Logo na entrada de acesso ao portão A do Maracanã, a voz de Gilberto Gil que ecoava do alto-falante dava boas-vindas aos torcedores: "Andar com fé eu vou, que a fé não costuma 'faiá'". Embalado pela canção, o público ia aos poucos tomando assento e tingindo de amarelo todo o estádio.
Na fileira "I", do bloco 501, o estudante Arthur Mendonça de Pinho, 8, vestia camiseta branca da Olimpíada e segurava um daqueles infláveis no formato de mão, pintado com os desenhos das mascotes da Rio-2016, Tom e Vinicius.
A ansiedade era tamanha que, no calor da torcida, mal permitia a ele brincar com o objeto. Era a primeira vez que o garoto, de Rio das Ostras (RJ), assistia a um jogo da seleção brasileira.
"Tenho fé que o placar será de ao menos dois a zero", disse ele, tímido.
Ao ser questionado para que time torcia, Arthur deu um sorriso amarelo tão quanto o das camisetas que o circundavam. Durante aquele dedinho de prosa, o menino encontrava-se entre a "cruz e a espada": o pai é vascaíno, a mãe, flamenguista, e ele, anda incrédulo, não decidiu definitivamente para qual time irá torcer. Para ela, diz que é "Flamengo", para ele, "Vasco".
No alto de seu 1,32 metros de altura, uma coisa Arthur não tem mais dúvida: "somos todos Gabriel Jesus".
Do canto extremo da direita, o guatemalteco Jorge Cardona, 49, alimentava esperança de ver Honduras na final.
"Tenho muitos amigos por lá. O país anda cabisbaixo, triste, violento, uma vitória, sobretudo contra o Brasil, iria aumentar a esperança, a autoestima dos hondurenhos", defendia.
Discurso semelhante pregava o instrutor de mergulho Oswaldo de Jesus, 40, de Belize, porém, com uma ressalva: "O Brasil não tem se saído muito bem no futebol, mas a força e a fé da torcida podem levar o time a ser campeão", disse, tendo a sua voz abafada pelo grito da multidão.
"Glória, glória, aleluuuia, glória, glória, aleluuuia, glória, glória, aleluuuia, é Gabriel Jesus." Segundo gol do time brasileiro. Primeiro do camisa 11.
Pertinho dali, na fileira "J", cadeira 12, o colombiano Giovanny Alberto Navarro Sanchez, 41, estava perplexo perante a algazarra. "Por Deus, o que é isso?", questionou.

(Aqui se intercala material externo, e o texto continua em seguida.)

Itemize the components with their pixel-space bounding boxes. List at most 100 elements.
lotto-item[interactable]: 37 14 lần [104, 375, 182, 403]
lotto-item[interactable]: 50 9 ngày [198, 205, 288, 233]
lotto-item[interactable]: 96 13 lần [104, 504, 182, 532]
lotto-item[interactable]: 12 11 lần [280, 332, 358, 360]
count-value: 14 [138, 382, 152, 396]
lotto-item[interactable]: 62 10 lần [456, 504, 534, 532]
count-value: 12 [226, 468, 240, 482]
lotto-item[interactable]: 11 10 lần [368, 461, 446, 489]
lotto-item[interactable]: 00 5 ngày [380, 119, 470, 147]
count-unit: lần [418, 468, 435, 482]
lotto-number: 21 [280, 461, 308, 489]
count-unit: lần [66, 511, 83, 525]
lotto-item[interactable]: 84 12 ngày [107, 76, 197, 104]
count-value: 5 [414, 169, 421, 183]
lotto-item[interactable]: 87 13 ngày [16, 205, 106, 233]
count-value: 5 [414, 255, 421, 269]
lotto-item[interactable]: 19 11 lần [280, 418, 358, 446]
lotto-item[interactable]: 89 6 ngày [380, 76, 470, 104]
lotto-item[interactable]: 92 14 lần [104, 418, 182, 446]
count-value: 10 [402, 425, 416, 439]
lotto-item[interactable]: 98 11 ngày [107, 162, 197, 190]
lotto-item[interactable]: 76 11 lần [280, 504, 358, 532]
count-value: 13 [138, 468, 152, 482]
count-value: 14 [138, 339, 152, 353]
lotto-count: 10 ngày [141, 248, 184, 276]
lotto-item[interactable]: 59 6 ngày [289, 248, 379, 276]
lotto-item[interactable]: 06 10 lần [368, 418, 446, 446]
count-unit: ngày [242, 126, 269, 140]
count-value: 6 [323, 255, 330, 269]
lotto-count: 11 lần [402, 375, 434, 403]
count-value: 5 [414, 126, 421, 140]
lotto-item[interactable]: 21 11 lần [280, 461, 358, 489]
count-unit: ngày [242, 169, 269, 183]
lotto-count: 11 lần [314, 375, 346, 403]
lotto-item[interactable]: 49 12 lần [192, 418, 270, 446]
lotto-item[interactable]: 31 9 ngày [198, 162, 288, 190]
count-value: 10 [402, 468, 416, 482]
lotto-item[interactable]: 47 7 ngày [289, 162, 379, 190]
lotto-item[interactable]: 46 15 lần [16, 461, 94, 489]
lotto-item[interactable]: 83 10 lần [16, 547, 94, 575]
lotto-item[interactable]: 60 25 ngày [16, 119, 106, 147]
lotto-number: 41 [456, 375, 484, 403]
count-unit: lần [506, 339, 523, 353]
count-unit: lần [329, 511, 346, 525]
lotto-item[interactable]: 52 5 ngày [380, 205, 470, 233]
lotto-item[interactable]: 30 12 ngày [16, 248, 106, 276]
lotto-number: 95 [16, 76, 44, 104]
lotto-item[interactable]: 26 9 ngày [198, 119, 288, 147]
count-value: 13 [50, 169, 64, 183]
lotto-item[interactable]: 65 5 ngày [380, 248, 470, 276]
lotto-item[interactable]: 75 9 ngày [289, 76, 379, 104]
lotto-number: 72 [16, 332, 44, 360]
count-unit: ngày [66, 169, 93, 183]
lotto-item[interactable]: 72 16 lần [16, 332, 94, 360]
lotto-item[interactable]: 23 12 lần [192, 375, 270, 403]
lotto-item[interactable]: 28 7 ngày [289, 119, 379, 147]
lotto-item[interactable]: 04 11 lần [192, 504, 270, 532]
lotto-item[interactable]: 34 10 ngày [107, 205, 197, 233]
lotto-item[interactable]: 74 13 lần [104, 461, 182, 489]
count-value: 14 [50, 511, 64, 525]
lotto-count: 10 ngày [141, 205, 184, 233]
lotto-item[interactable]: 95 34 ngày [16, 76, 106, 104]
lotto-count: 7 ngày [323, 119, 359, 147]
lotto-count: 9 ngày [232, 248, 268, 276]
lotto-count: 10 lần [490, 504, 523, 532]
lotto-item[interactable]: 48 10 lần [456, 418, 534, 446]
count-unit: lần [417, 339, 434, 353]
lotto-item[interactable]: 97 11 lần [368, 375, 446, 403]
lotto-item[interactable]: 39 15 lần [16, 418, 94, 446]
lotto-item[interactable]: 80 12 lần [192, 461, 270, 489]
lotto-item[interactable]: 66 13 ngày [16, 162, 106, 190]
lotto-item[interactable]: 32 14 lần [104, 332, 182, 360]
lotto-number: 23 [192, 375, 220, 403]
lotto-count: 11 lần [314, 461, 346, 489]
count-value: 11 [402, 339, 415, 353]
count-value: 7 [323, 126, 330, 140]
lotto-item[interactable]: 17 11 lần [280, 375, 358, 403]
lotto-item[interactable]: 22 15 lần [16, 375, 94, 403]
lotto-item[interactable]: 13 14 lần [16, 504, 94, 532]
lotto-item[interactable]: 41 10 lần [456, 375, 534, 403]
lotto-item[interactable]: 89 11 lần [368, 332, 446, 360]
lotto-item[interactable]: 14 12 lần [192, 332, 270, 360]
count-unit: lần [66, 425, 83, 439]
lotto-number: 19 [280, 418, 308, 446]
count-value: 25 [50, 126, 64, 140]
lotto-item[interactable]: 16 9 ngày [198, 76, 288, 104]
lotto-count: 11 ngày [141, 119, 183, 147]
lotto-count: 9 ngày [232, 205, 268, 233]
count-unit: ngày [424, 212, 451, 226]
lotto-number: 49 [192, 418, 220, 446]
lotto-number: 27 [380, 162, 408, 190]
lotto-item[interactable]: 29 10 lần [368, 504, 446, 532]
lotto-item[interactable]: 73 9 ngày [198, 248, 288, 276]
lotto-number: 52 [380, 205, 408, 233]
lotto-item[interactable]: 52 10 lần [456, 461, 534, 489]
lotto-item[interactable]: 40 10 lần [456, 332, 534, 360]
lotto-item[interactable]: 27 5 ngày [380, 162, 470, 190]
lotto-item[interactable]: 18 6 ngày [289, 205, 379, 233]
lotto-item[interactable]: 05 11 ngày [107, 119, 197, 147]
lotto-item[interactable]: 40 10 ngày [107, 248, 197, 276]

Padre da diocese de Girardot, município localizado na província Alto Magdalena, a cerca de duas horas da capital, Bogotá, Sanchez, até então, não sabia que o Jesus aclamado por todo o Maracanã se tratava do jogador brasileiro. "A fé do povo é algo curioso", brincou o padre, depois de tomar ciência da história do nosso artilheiro.
Quando Gabriel Jesus fez o segundo dele na partida, a torcida passou a emendar a saudação, acompanhada por um outro grito, este com gostinho de revanche: "Ohhh Alemanha pode esperar, a sua hora vai chegar".
No fim da goleada, de 6 a 0, que garantiu vaga na final do torneio de futebol, Arthur já agitava sem parar seu inflável de mascotes, ao sabor do cântico do estádio. O garotinho talvez seja novo demais para conhecer uma outra canção, que também tocou nesta quarta (17) festiva no Maracanã, aquela do Skank cuja a letra diz o seguinte: "Que coisa linda é uma partida de futebol".